Herbert Endeley

Personal information
- Date of birth: October 9, 2001 (age 24)
- Place of birth: Blaine, Minnesota, US
- Height: 5 ft 10 in (1.78 m)
- Positions: Winger; forward;

Team information
- Current team: Forward Madison
- Number: 27

Youth career
- 0000–2019: Minneapolis United

College career
- Years: Team / Apps / (Gls)
- 2019–2022: Indiana Hoosiers / 84 / (12)

Senior career*
- Years: Team / Apps / (Gls)
- 2021: Ocean City Nor'easters / 0 / (0)
- 2022: Minneapolis City SC / 3 / (1)
- 2023–2025: FC Dallas / 12 / (0)
- 2023–2025: → North Texas SC / 36 / (6)
- 2025: → Colorado Springs Switchbacks (loan) / 7 / (1)
- 2026–: Forward Madison / 0 / (0)

= Herbert Endeley =

American soccer player (born 2001)

Herbert Endeley (born October 9, 2001) is an American soccer player who plays as a forward for USL League One club Forward Madison FC.

== Career ==
=== Youth, college, and amateur ===
Endeley was born in Blaine, Minnesota, but moved to Tanzania when he was four years old where he lived for five years. Endeley returned to the United States and attended Totino-Grace High School, where he scored 77 goals in 74 career games. He earned First-Team All-State honors, All-America, and All-Midwest accolades. For the 2018–19 season, he was named Mr. Soccer for the state of Minnesota as well as the Minneapolis Star Tribune Player of the Year. Endeley also played club soccer with local side Minneapolis United.

Endeley attended Indiana University Bloomington to play college soccer. Over four seasons with the Hoosiers, Endeley made 84 appearances, scoring 12 goals and tallying 17 assists. He was an All-Big Ten Conference selection every year of his collegiate career, including earning second-team all-conference honors his senior season.

While at college, Endeley was announced as a new signing for the amateur side Ocean City Nor'easters for their upcoming 2021 season in the USL League Two, but he never made an appearance for the team. In 2022, Endeley joined up with USL League Two side Minneapolis City SC where he made three appearances and scored a single goal.

=== Professional ===
On December 21, 2022, Endeley was selected 24th overall in the 2023 MLS SuperDraft by FC Dallas. On February 15, 2023, Endeley signed his first professional contract with Dallas on an initial one-year deal. He made his FC Dallas debut on May 27, 2023, appearing as an 84th-minute substitute during a 1–1 draw with San Jose Earthquakes. Endeley also spent time on loan with the club's MLS Next Pro side North Texas SC.

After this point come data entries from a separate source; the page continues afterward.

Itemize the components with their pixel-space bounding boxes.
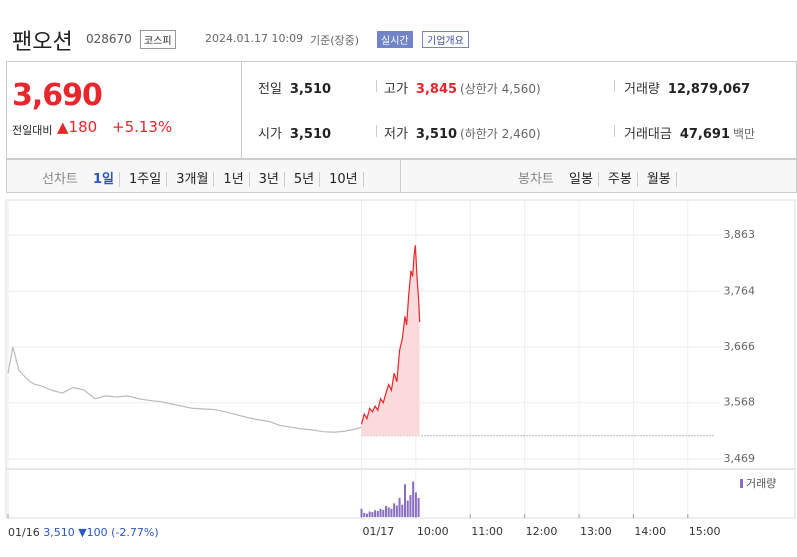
volume-bar	[412, 481, 415, 517]
tab[interactable]: 1년	[218, 172, 250, 187]
x-tick-label: 14:00	[634, 525, 666, 538]
area	[361, 245, 420, 436]
realtime-button[interactable]: 실시간	[377, 31, 413, 48]
stat-value: 3,845	[415, 82, 458, 97]
stock-code: 028670	[86, 32, 132, 46]
x-tick-label: 13:00	[580, 525, 612, 538]
stat-label: 전일	[258, 82, 282, 97]
y-tick-label: 3,666	[724, 340, 756, 353]
stat-sep	[376, 125, 377, 137]
stat-note: (하한가 2,460)	[460, 127, 541, 141]
volume-bar	[393, 503, 396, 517]
x-tick-label: 15:00	[689, 525, 721, 538]
stock-name: 팬오션	[12, 30, 73, 55]
volume-bar	[404, 484, 407, 517]
stat-sep	[376, 80, 377, 92]
x-tick-label: 01/17	[363, 525, 395, 538]
y-tick-label: 3,764	[724, 284, 756, 297]
stat: 시가 3,510	[258, 123, 331, 142]
tab-divider	[400, 159, 401, 192]
stat: 거래량 12,879,067	[624, 78, 750, 97]
volume-bar	[409, 495, 412, 517]
tab[interactable]: 5년	[288, 172, 321, 187]
candle-tabs: 일봉 주봉 월봉	[564, 168, 681, 187]
stat-sep	[614, 125, 615, 137]
volume-bar	[384, 506, 387, 517]
tab[interactable]: 3개월	[171, 172, 215, 187]
stat: 전일 3,510	[258, 78, 331, 97]
tab[interactable]: 10년	[324, 172, 364, 187]
x-tick-label: 10:00	[417, 525, 449, 538]
change-pct: +5.13%	[112, 118, 173, 136]
volume-bar	[363, 512, 366, 517]
volume-bar	[395, 505, 398, 517]
legend-swatch	[740, 479, 743, 488]
line-label: 선차트	[42, 172, 78, 187]
tab[interactable]: 월봉	[641, 172, 677, 187]
stat: 저가 3,510 (하한가 2,460)	[384, 123, 541, 142]
change: ▲180	[57, 118, 98, 136]
datetime: 2024.01.17 10:09	[205, 32, 304, 45]
tab[interactable]: 3년	[253, 172, 285, 187]
stat-value: 3,510	[289, 127, 332, 142]
volume-bar	[368, 511, 371, 517]
tab[interactable]: 1주일	[124, 172, 168, 187]
stat-label: 저가	[384, 127, 408, 142]
price-box	[6, 61, 242, 159]
stat-note: (상한가 4,560)	[460, 82, 541, 96]
stat: 고가 3,845 (상한가 4,560)	[384, 78, 541, 97]
footer-change: ▼100	[78, 526, 108, 539]
volume-bar	[371, 512, 374, 517]
footer-pct: (-2.77%)	[111, 526, 159, 539]
volume-bar	[382, 509, 385, 517]
footer: 01/16 3,510 ▼100 (-2.77%)	[8, 526, 159, 539]
volume-bar	[390, 508, 393, 517]
volume-bar	[376, 510, 379, 517]
tab-bar	[6, 159, 797, 193]
price-line	[7, 346, 362, 433]
candle-label: 봉차트	[518, 172, 554, 187]
tab[interactable]: 1일	[88, 172, 121, 187]
volume-bar	[414, 492, 417, 517]
stat-label: 거래대금	[624, 127, 672, 142]
y-tick-label: 3,469	[724, 452, 756, 465]
volume-bar	[417, 497, 420, 517]
y-tick-label: 3,863	[724, 228, 756, 241]
volume-bar	[374, 510, 377, 517]
volume-bar	[379, 508, 382, 517]
stat-label: 시가	[258, 127, 282, 142]
price-line	[360, 245, 421, 425]
line-tabs: 1일 1주일 3개월 1년 3년 5년 10년	[88, 168, 368, 187]
change-label: 전일대비	[12, 124, 53, 137]
company-button[interactable]: 기업개요	[422, 31, 469, 48]
plot-frame	[5, 199, 796, 519]
stat-note: 백만	[733, 127, 756, 141]
price: 3,690	[12, 78, 103, 113]
stat: 거래대금 47,691 백만	[624, 123, 755, 142]
y-tick-label: 3,568	[724, 396, 756, 409]
footer-close: 3,510	[43, 526, 75, 539]
x-tick-label: 11:00	[471, 525, 503, 538]
volume-bar	[406, 500, 409, 517]
footer-date: 01/16	[8, 526, 40, 539]
basis: 기준(장중)	[310, 34, 360, 47]
stat-value: 47,691	[679, 127, 731, 142]
market-badge: 코스피	[140, 30, 176, 49]
stat-label: 고가	[384, 82, 408, 97]
volume-bar	[401, 504, 404, 517]
stat-label: 거래량	[624, 82, 660, 97]
stat-value: 3,510	[415, 127, 458, 142]
x-tick-label: 12:00	[526, 525, 558, 538]
stat-value: 3,510	[289, 82, 332, 97]
stat-sep	[614, 80, 615, 92]
stat-value: 12,879,067	[667, 82, 751, 97]
legend-label: 거래량	[746, 477, 776, 490]
volume-bar	[398, 497, 401, 517]
tab[interactable]: 주봉	[602, 172, 638, 187]
volume-bar	[387, 507, 390, 517]
volume-bar	[365, 513, 368, 517]
volume-bar	[360, 508, 363, 517]
tab[interactable]: 일봉	[564, 172, 599, 187]
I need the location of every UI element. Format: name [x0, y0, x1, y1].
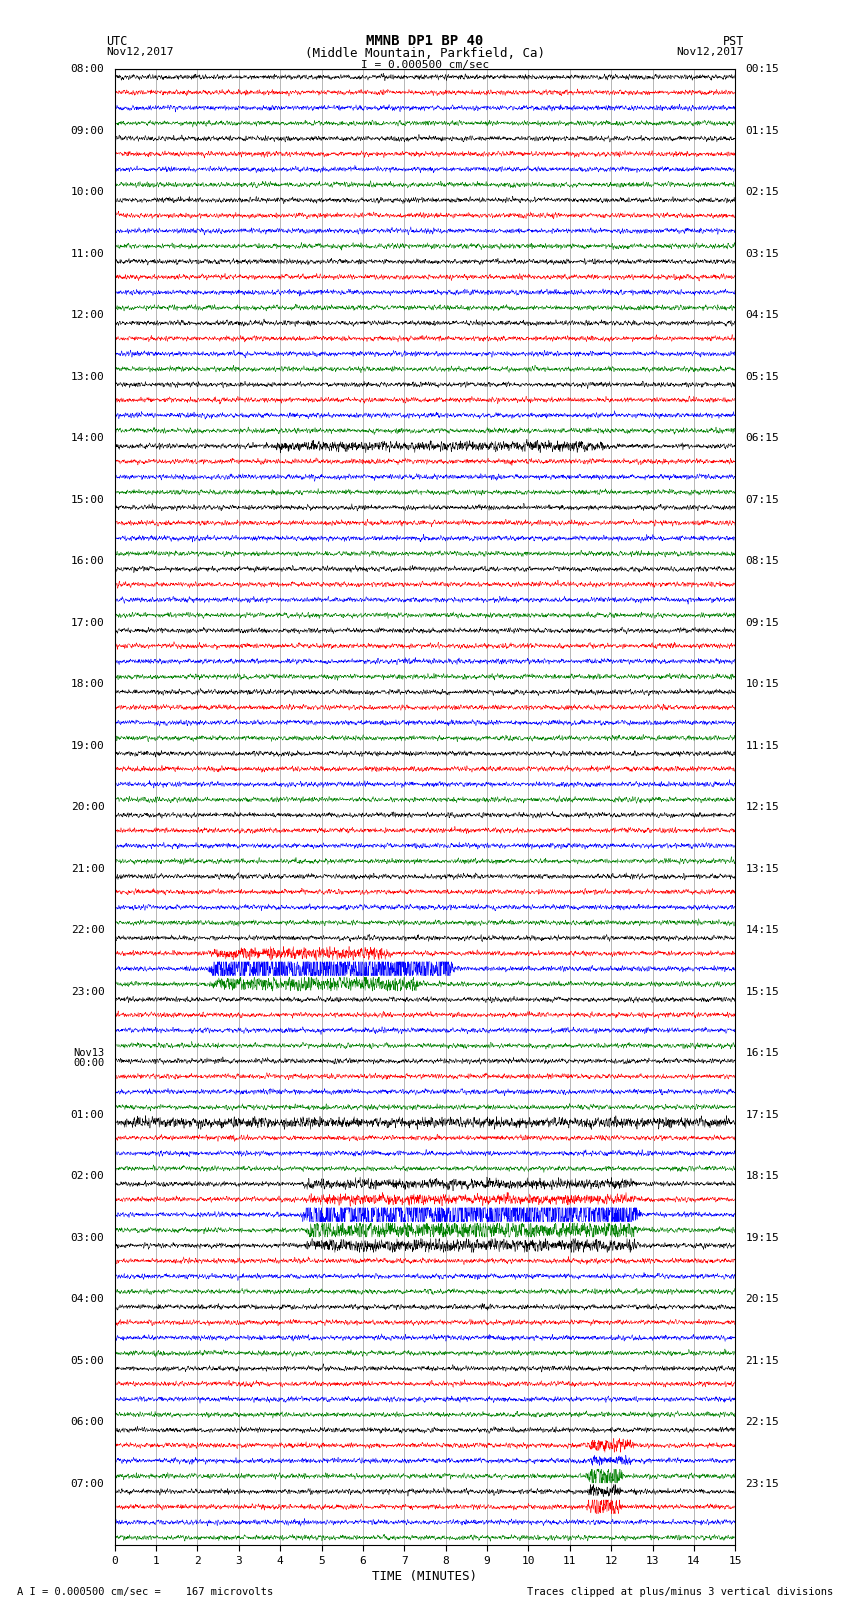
Text: UTC: UTC — [106, 35, 128, 48]
Text: 07:15: 07:15 — [745, 495, 779, 505]
Text: 21:15: 21:15 — [745, 1357, 779, 1366]
Text: 06:15: 06:15 — [745, 434, 779, 444]
Text: 03:00: 03:00 — [71, 1232, 105, 1242]
Text: 03:15: 03:15 — [745, 248, 779, 258]
Text: 01:00: 01:00 — [71, 1110, 105, 1119]
Text: 12:15: 12:15 — [745, 802, 779, 813]
Text: 09:15: 09:15 — [745, 618, 779, 627]
Text: 23:15: 23:15 — [745, 1479, 779, 1489]
Text: 17:00: 17:00 — [71, 618, 105, 627]
Text: 04:15: 04:15 — [745, 310, 779, 321]
Text: 10:00: 10:00 — [71, 187, 105, 197]
Text: 04:00: 04:00 — [71, 1294, 105, 1305]
Text: 23:00: 23:00 — [71, 987, 105, 997]
Text: MMNB DP1 BP 40: MMNB DP1 BP 40 — [366, 34, 484, 48]
Text: 11:15: 11:15 — [745, 740, 779, 750]
Text: Nov13: Nov13 — [73, 1048, 105, 1058]
Text: 09:00: 09:00 — [71, 126, 105, 135]
Text: 00:15: 00:15 — [745, 65, 779, 74]
Text: 16:15: 16:15 — [745, 1048, 779, 1058]
Text: Nov12,2017: Nov12,2017 — [106, 47, 173, 56]
Text: 12:00: 12:00 — [71, 310, 105, 321]
Text: Nov12,2017: Nov12,2017 — [677, 47, 744, 56]
Text: 19:00: 19:00 — [71, 740, 105, 750]
Text: 16:00: 16:00 — [71, 556, 105, 566]
Text: 22:00: 22:00 — [71, 926, 105, 936]
Text: PST: PST — [722, 35, 744, 48]
Text: 20:15: 20:15 — [745, 1294, 779, 1305]
Text: 13:00: 13:00 — [71, 373, 105, 382]
Text: 01:15: 01:15 — [745, 126, 779, 135]
Text: 14:00: 14:00 — [71, 434, 105, 444]
Text: A I = 0.000500 cm/sec =    167 microvolts: A I = 0.000500 cm/sec = 167 microvolts — [17, 1587, 273, 1597]
Text: Traces clipped at plus/minus 3 vertical divisions: Traces clipped at plus/minus 3 vertical … — [527, 1587, 833, 1597]
Text: 20:00: 20:00 — [71, 802, 105, 813]
Text: 15:00: 15:00 — [71, 495, 105, 505]
Text: 05:00: 05:00 — [71, 1357, 105, 1366]
Text: 05:15: 05:15 — [745, 373, 779, 382]
Text: 07:00: 07:00 — [71, 1479, 105, 1489]
Text: 15:15: 15:15 — [745, 987, 779, 997]
Text: 21:00: 21:00 — [71, 865, 105, 874]
Text: I = 0.000500 cm/sec: I = 0.000500 cm/sec — [361, 60, 489, 69]
Text: 22:15: 22:15 — [745, 1418, 779, 1428]
X-axis label: TIME (MINUTES): TIME (MINUTES) — [372, 1569, 478, 1582]
Text: 18:15: 18:15 — [745, 1171, 779, 1181]
Text: 08:15: 08:15 — [745, 556, 779, 566]
Text: 00:00: 00:00 — [73, 1058, 105, 1068]
Text: 10:15: 10:15 — [745, 679, 779, 689]
Text: 02:00: 02:00 — [71, 1171, 105, 1181]
Text: 02:15: 02:15 — [745, 187, 779, 197]
Text: (Middle Mountain, Parkfield, Ca): (Middle Mountain, Parkfield, Ca) — [305, 47, 545, 60]
Text: 08:00: 08:00 — [71, 65, 105, 74]
Text: 17:15: 17:15 — [745, 1110, 779, 1119]
Text: 06:00: 06:00 — [71, 1418, 105, 1428]
Text: 18:00: 18:00 — [71, 679, 105, 689]
Text: 11:00: 11:00 — [71, 248, 105, 258]
Text: 13:15: 13:15 — [745, 865, 779, 874]
Text: 19:15: 19:15 — [745, 1232, 779, 1242]
Text: 14:15: 14:15 — [745, 926, 779, 936]
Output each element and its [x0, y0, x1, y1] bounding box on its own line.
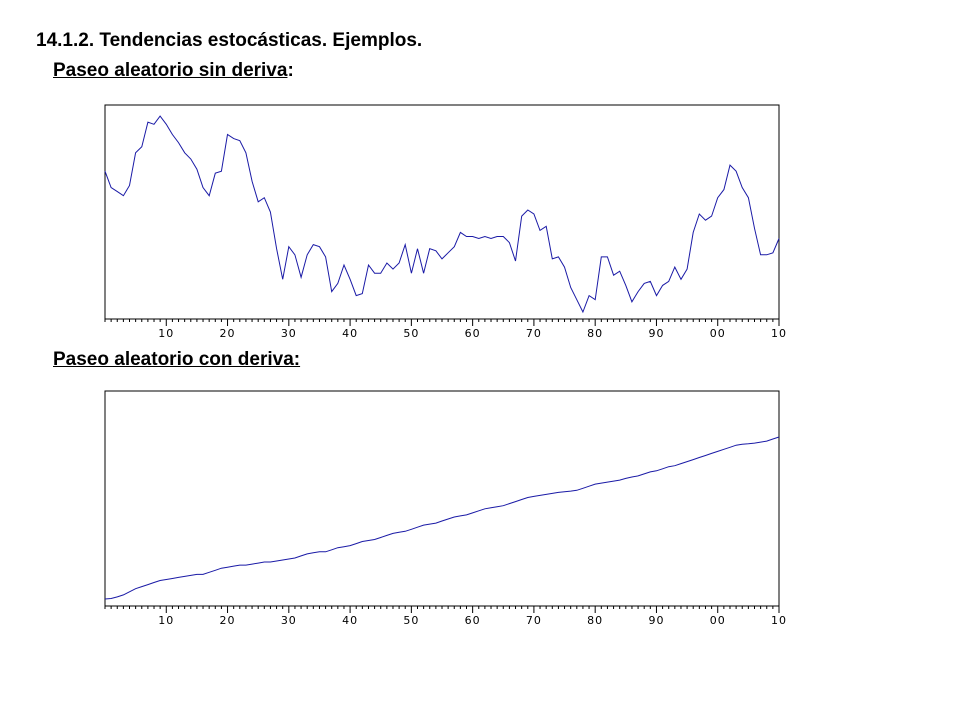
chart-2-x-tick-label: 40: [342, 614, 358, 627]
chart-2-x-tick-label: 20: [220, 614, 236, 627]
chart-2-x-tick-label: 60: [465, 614, 481, 627]
subtitle-random-walk-no-drift-text: Paseo aleatorio sin deriva: [53, 60, 288, 81]
subtitle-random-walk-no-drift: Paseo aleatorio sin deriva:: [53, 60, 294, 82]
chart-1-x-tick-label: 20: [220, 327, 236, 340]
chart-1-series-line: [104, 115, 780, 314]
subtitle-random-walk-with-drift-text: Paseo aleatorio con deriva:: [53, 349, 301, 370]
chart-1-x-tick-label: 10: [158, 327, 174, 340]
subtitle-random-walk-with-drift: Paseo aleatorio con deriva:: [53, 349, 300, 371]
chart-1-x-tick-label: 40: [342, 327, 358, 340]
chart-2-x-tick-label: 30: [281, 614, 297, 627]
subtitle-colon: :: [287, 60, 294, 81]
chart-1-x-tick-label: 10: [771, 327, 787, 340]
chart-2-x-tick-label: 00: [710, 614, 726, 627]
chart-1-x-tick-label: 70: [526, 327, 542, 340]
chart-2-x-tick-label: 50: [403, 614, 419, 627]
chart-1-x-tick-label: 80: [587, 327, 603, 340]
chart-1-x-tick-label: 60: [465, 327, 481, 340]
chart-1-x-tick-label: 50: [403, 327, 419, 340]
chart-1-x-tick-label: 90: [648, 327, 664, 340]
chart-2-series-line: [104, 436, 780, 600]
chart-2-x-tick-label: 10: [158, 614, 174, 627]
chart-2-x-tick-label: 90: [648, 614, 664, 627]
chart-2-x-tick-label: 70: [526, 614, 542, 627]
chart-2-x-tick-label: 10: [771, 614, 787, 627]
slide-title: 14.1.2. Tendencias estocásticas. Ejemplo…: [36, 30, 423, 51]
chart-2-x-tick-label: 80: [587, 614, 603, 627]
chart-1-plot-frame: [104, 104, 780, 320]
chart-1-x-tick-label: 30: [281, 327, 297, 340]
chart-1-x-tick-label: 00: [710, 327, 726, 340]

On March 27, 2025, Endeley was loaned to USL Championship side Colorado Springs Switchbacks for the remainder of the season. However, on June 2 his loan was terminated early due to injury. On November 20, FC Dallas announced that they had declined his contract option.

Endeley signed with Forward Madison of USL League One on June 29, 2026.